Emblem3 went through several different names, Stromberg said, but when they discovered “emblem” it was a word that resonated with them.

 

“Adding “3” was a strong number, he said. “It represents a lot of things. Mind, body and spirit is one way to interpret it and the tripod is one of the strongest foundations.”

 

So far Emblem3 is holding its own by playing notable venues such as the Hard Rock Café and the House of Blues, both far departures from house shows in Sequim. They won the Orange County Battle of the Bands last October.

 

“It’s the real deal down here,” Stromberg said.

 

This summer they plan to do a mini-tour of California and set up a gig to play the X-Games, which is in line with their love for extreme sports.

 


Finding a sound

Drawing from a number of influences from Sublime to Blink 182 and genres from hip hop to reggae to R&B, band members still are honing Emblem3’s sound.

 

“I know there are a lot of people out there who don’t have a particular style they lean toward,” said Chadwick, who raps and sings for the group. “We want the best of both worlds.”

 

They currently are recording a five-song EP (short album) for a tentative release June 16 featuring their remastered song “Sunset Blvd.” Emblem3 has recorded some in Westlake Recording Studios where artists like Michael Jackson and others have tracked songs.

 

Stromberg said they do a lot of recording at home, too. Chadwick said they are trying to cultivate their own sound by writing songs every day.

 

“In the process of developing your sound, you get a lot of haters,” he said. “We all start out with our main inspirations. In the beginning it’s who you sound like, but you can take that and improve on it and make it your own.”

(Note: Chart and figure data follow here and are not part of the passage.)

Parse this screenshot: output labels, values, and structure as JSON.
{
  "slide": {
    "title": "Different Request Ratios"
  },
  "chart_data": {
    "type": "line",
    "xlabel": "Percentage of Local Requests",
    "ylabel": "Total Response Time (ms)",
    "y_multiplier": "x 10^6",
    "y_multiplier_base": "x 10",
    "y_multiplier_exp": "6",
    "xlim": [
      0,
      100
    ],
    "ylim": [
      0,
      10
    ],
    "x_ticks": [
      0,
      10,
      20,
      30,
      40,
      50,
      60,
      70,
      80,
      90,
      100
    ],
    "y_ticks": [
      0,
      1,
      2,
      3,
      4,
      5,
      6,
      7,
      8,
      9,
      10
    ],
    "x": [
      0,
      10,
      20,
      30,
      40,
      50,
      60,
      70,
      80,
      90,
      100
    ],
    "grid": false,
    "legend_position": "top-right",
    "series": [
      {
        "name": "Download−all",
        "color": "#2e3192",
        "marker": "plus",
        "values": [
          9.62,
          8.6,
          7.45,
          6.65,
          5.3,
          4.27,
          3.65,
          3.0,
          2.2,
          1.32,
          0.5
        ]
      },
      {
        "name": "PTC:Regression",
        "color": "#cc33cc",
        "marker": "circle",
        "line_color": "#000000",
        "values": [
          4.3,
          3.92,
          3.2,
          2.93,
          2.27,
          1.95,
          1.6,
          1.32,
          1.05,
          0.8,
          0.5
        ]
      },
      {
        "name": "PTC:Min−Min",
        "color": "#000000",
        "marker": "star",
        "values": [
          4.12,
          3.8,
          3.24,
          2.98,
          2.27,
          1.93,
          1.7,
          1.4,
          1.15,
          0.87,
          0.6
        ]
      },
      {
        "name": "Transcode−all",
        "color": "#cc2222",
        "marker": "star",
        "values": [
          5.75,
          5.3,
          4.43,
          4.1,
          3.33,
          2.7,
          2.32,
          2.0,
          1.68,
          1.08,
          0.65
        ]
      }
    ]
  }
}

Waiting for the industry crown

Regardless of the results of “America’s Got Talent,” Chadwick and Stromberg said they are going to continue their current path.

 

“The sky is the limit,” Stromberg said. “It could blow up overnight. Or it could be three more years. It’s a crazy business and it’s a lot of work. I sit every single day practicing, recording videos and talking business. It’s not all fun and games. You are on call all the time. You’ve got to be ready and prepared.”

 

Chadwick said everything has to be in line just right for a band like them.

 

“We’re going to ride it out, keep developing it and keep going,” he said.

 

Along with an EP, the band plans to produce high-quality videos to cross-promote their music.